INTRODUCTION - Self-reported household pesticide use has been associated with higher risk of childhood leukemia in a number of case-control studies. The aim of this study is to assess the reliability of self-reported household use of pesticides and potential differences in reliability by case-control status, and by socio-demographic characteristics.
METHODS - Analyses are based on a subset of the Northern California Childhood Leukemia Study population.
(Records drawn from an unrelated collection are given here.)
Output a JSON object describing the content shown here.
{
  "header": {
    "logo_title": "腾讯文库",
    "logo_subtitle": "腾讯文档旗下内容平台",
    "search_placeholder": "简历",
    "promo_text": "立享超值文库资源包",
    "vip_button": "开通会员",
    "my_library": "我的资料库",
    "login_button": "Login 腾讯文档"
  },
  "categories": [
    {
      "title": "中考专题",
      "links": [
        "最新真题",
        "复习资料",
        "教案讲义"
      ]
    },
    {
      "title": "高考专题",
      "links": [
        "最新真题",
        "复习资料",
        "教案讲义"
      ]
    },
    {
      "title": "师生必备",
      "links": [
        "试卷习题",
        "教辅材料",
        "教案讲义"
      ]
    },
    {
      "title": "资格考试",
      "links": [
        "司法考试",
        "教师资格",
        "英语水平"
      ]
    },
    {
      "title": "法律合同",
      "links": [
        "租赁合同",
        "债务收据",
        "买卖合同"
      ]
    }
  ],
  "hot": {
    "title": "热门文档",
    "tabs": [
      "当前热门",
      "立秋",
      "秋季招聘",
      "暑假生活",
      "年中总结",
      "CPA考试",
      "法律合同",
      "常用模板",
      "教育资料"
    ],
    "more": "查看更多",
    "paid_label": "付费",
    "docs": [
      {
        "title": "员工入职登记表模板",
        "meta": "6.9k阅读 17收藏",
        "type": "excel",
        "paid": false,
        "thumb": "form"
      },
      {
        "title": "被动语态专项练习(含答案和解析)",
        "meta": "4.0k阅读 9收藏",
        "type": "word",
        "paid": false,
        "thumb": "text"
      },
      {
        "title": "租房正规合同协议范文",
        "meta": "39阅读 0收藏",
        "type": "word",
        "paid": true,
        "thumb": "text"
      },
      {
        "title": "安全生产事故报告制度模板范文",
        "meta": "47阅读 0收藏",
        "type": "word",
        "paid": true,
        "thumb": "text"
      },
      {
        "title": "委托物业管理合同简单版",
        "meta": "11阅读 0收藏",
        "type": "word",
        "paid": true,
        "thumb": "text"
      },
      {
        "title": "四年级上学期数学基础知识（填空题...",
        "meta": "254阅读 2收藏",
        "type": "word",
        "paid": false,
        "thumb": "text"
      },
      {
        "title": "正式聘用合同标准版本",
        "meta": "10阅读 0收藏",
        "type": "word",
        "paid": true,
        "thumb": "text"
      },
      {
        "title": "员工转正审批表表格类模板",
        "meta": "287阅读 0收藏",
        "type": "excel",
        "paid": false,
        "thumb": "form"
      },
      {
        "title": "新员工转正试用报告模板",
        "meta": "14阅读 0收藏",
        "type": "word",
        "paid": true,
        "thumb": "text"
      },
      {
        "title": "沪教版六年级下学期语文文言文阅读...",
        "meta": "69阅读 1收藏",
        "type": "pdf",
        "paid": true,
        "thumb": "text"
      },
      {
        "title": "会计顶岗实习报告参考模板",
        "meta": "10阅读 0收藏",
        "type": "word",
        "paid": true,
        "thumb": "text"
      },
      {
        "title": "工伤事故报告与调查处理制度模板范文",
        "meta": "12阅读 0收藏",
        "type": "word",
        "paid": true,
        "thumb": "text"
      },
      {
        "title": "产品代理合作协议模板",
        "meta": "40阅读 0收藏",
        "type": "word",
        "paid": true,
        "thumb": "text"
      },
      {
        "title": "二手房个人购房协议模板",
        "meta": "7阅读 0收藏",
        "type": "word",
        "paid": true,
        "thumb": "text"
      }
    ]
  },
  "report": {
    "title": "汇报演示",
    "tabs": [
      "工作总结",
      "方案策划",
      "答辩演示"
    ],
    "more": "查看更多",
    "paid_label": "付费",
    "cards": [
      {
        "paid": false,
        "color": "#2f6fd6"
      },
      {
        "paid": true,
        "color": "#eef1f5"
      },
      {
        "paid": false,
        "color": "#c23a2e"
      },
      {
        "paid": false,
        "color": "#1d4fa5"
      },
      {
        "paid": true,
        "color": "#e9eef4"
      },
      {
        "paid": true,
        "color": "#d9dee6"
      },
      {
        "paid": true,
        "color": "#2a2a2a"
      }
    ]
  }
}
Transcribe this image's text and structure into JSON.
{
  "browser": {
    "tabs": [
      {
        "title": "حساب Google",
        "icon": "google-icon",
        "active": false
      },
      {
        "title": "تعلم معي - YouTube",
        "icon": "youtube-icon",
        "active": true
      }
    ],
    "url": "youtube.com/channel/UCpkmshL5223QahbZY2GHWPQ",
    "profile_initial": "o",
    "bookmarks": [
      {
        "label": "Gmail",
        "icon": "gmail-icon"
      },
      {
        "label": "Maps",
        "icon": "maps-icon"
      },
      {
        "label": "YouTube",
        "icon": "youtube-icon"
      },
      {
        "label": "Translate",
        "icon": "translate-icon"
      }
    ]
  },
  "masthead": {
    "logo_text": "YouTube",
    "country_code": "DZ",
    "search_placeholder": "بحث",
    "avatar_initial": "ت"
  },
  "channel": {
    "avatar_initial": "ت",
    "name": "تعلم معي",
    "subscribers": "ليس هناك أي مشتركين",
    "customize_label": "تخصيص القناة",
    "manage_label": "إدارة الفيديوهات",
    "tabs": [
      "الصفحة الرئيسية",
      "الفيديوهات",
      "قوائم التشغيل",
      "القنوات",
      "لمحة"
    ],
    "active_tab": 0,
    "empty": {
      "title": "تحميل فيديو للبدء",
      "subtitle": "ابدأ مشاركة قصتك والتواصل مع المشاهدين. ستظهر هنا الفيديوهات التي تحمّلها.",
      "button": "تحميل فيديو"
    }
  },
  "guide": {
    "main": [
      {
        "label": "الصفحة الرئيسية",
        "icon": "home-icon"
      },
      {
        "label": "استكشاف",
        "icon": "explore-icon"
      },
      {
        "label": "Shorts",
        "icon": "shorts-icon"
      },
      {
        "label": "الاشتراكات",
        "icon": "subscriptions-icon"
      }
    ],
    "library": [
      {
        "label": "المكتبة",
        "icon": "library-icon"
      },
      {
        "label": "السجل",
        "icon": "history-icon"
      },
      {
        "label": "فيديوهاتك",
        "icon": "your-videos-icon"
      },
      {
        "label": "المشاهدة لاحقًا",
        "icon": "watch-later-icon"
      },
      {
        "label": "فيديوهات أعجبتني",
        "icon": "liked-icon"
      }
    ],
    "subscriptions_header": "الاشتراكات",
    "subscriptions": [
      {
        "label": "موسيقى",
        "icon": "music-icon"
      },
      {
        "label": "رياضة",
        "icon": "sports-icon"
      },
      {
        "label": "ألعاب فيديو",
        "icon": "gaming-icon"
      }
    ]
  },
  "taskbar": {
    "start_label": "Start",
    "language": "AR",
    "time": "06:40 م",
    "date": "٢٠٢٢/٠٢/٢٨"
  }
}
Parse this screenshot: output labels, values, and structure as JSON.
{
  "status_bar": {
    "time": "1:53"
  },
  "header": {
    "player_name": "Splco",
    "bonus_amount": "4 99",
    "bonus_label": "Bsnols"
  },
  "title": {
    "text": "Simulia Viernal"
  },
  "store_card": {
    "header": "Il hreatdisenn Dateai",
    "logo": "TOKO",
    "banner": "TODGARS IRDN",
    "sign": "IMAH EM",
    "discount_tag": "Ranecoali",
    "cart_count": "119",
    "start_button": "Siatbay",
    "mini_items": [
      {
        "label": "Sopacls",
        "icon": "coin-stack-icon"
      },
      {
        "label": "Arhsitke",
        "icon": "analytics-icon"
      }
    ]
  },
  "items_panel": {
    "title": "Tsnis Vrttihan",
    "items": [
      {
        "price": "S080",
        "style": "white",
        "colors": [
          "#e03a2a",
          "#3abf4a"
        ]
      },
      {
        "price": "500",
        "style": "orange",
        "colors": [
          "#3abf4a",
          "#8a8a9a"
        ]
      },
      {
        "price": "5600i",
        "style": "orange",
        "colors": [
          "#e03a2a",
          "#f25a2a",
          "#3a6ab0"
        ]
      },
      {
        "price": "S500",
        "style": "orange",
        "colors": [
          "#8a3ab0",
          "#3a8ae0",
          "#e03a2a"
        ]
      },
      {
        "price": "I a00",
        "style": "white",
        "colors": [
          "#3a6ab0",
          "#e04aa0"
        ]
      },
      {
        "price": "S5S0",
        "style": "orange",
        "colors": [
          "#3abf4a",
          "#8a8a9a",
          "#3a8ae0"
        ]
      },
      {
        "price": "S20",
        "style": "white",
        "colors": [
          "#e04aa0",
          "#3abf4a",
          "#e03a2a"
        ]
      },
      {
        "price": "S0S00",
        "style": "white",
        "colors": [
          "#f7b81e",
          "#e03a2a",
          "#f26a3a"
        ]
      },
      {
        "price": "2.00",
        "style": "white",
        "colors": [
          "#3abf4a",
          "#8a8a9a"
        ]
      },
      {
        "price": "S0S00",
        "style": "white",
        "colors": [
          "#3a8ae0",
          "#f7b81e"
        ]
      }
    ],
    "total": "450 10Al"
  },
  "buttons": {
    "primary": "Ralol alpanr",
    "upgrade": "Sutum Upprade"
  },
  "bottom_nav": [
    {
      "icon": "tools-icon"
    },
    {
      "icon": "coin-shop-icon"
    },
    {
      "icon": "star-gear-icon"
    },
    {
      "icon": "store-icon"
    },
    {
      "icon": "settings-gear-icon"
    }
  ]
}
Eligible households included those with children less than 8 years old who lived in the same residence since diagnosis (reference date for controls). The reliability was based on two repeated in-person interviews. Kappa, percent positive and negative agreements were used to assess reliability of responses to ever/never use of six pesticides categories.
RESULTS - Kappa statistics ranged from 0.31 to 0.61 (fair to substantial agreement), with 9 out of the 12 tests indicating moderate agreement. The percent positive agreement ranged from 46 to 80% and the percent negative agreement from 54 to 95%. Reliability for all pesticide types as assessed by the three reliability measures did not differ significantly for cases and controls as confirmed by bootstrap analysis. For most pesticide types, Kappa and percent positive agreement were higher for non-Hispanics than Hispanics and for households with higher income vs. lower income.
CONCLUSIONS - Reproducibility of maternal-reported pesticide use was moderate to high and was similar among cases and controls suggesting that differential recall is not likely to be a major source of bias.